SEC Approves Direct Listing Plan, Are Investment Banks In Trouble?

Matty-Sways

On Tuesday, the SEC approved a plan to allow companies to raise funds directly from the public.

Companies can now list on the New York Stock Exchange and raise capital directly from individual investors without the help of investment banks, the U.S. securities regulator said on Tuesday. For decades investment banks have organized IPOs, doing road shows to gain interest, doing the due diligence and setting the price.

“This is a game changer for our capital markets, leveling the playing field for everyday investors and providing companies with another path to go public at a moment when they are seeking just this type of innovation,” NYSE President Stacey Cunningham said in a statement.

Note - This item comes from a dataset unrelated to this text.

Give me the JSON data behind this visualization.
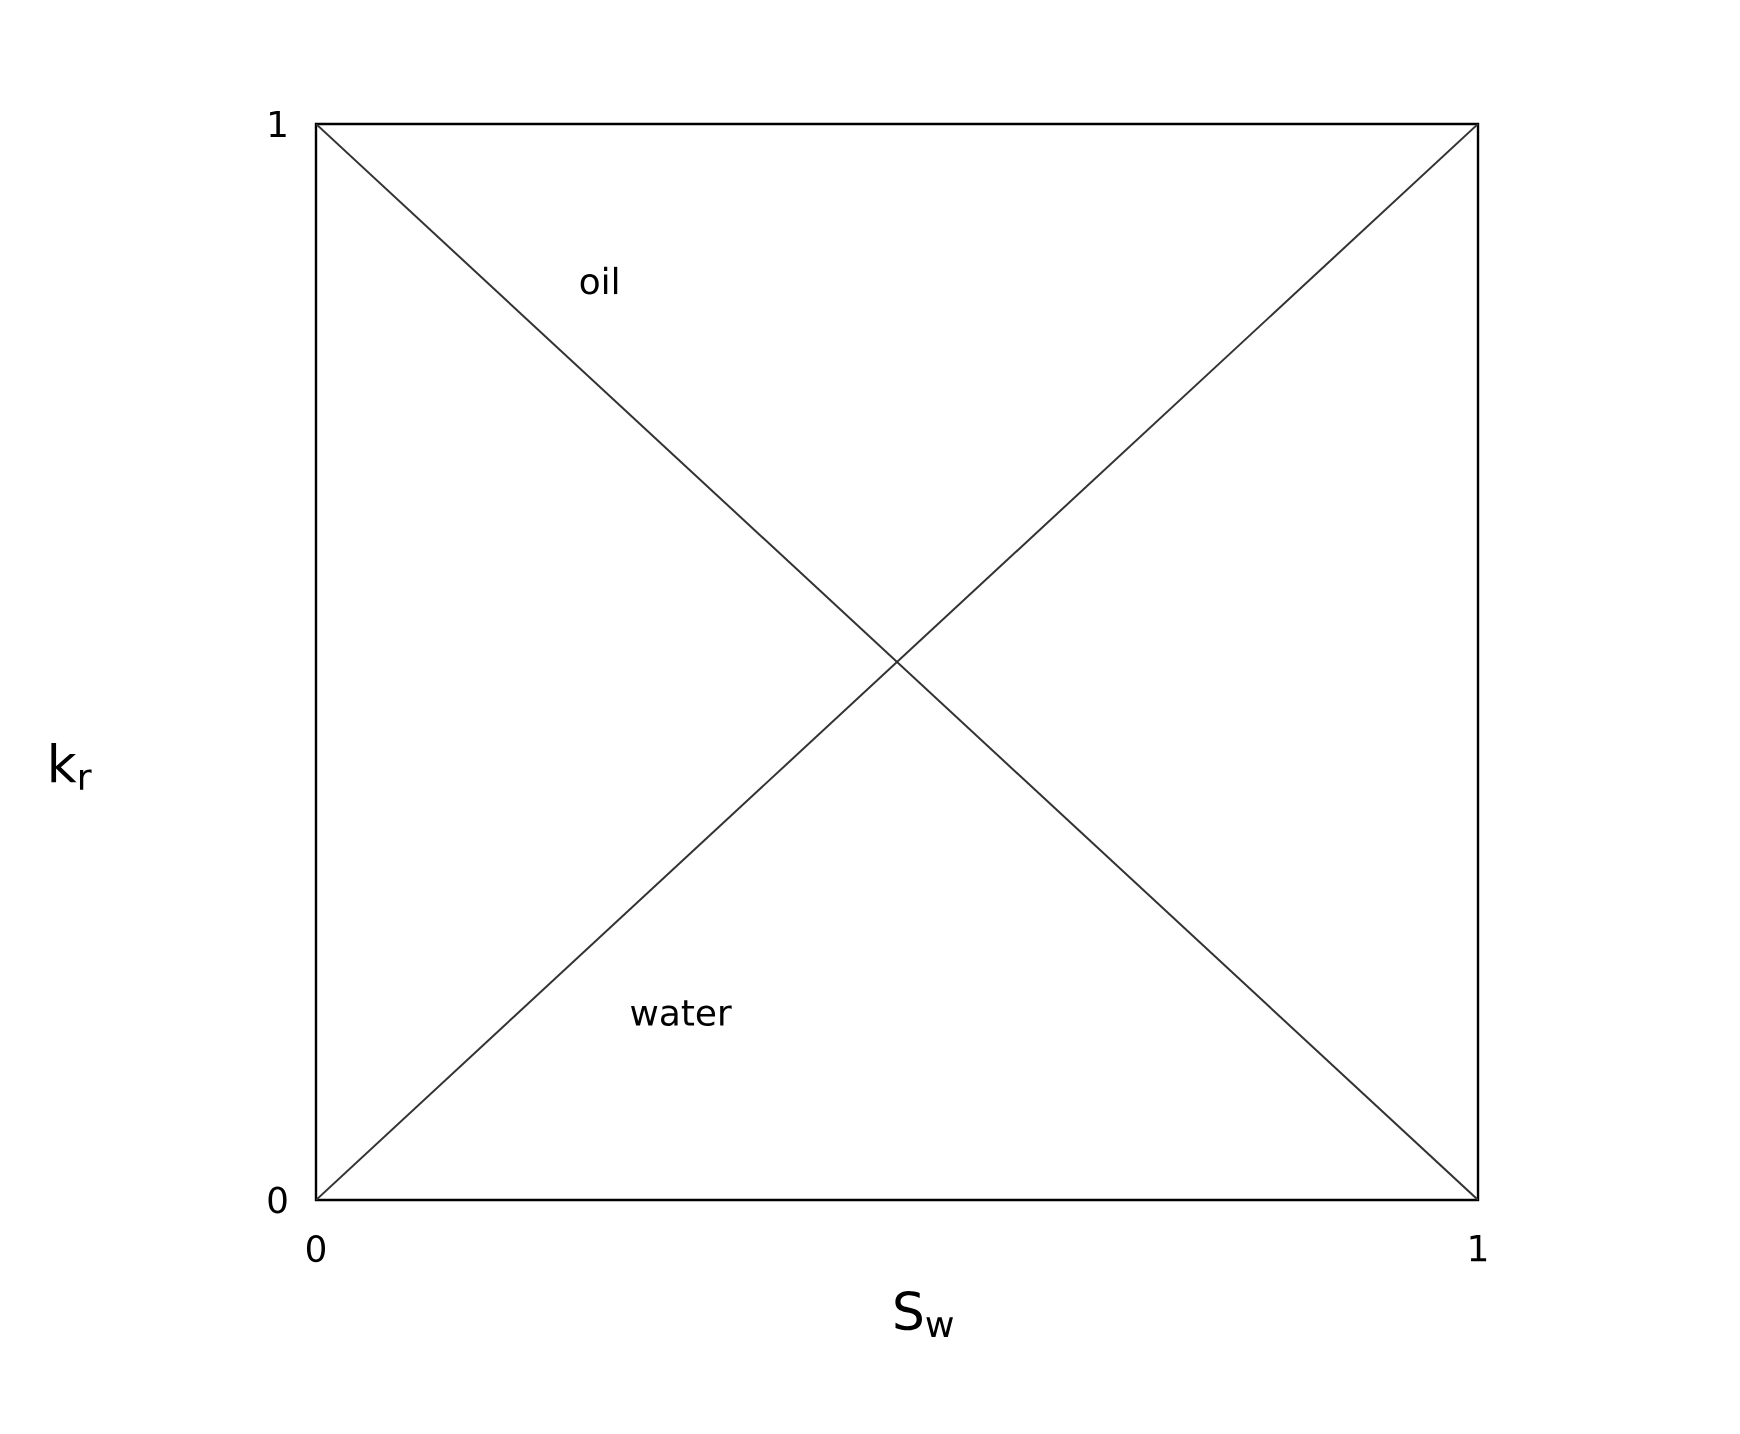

Lev Bagramian, an advocate of the Washington-based Better Markets, said “while many have falsely blamed certain pro-investor regulations as too costly for companies that are considering going public, the real cost has been the average 7% - or higher for smaller issuers - that issuers pay to big Wall Street firms to underwrite the IPO.”

The new form of direct listings has the potential to “democratize the IPO process” when done in a responsible way that maintains strong investor protections, he added.

“The lack of a traditional underwriter means investors will lose a key protection: a gatekeeper incented to ensure that the disclosures around an initial listing are accurate and not misleading,” said SEC Democratic Commissioners Caroline Crenshaw and Allison Lee, who voted against the approval of NYSE’s rule.

The SEC said it found the NYSE proposal will “facilitate the orderly distribution and trading of shares, as well as foster competition.”

The plan was designed to “prevent fraudulent and manipulative acts and practices and to protect investors and the public interest,” it added (previously companies could list directly if it did not also raise capital).

Peter Thiel-backed Palantir Technologies and Asana are some of the high-profile, cash-rich private start-ups to choose the direct listing route this year.

Under the NYSE plan, issuers can sell shares directly on the exchange in an auction (this means individual investors will be able to get in at a lower price instead of being frozen out until it jumps).

Nasdaq Inc has a filed a similar direct listing proposal with the SEC.

“It was not a quick process to get this change through the SEC, which put a lot of effort into balancing the rights of investors versus the desire of more companies to have direct listing as an option,” said Michael Hermsen, a Chicago-based partner at law firm Mayer Brown.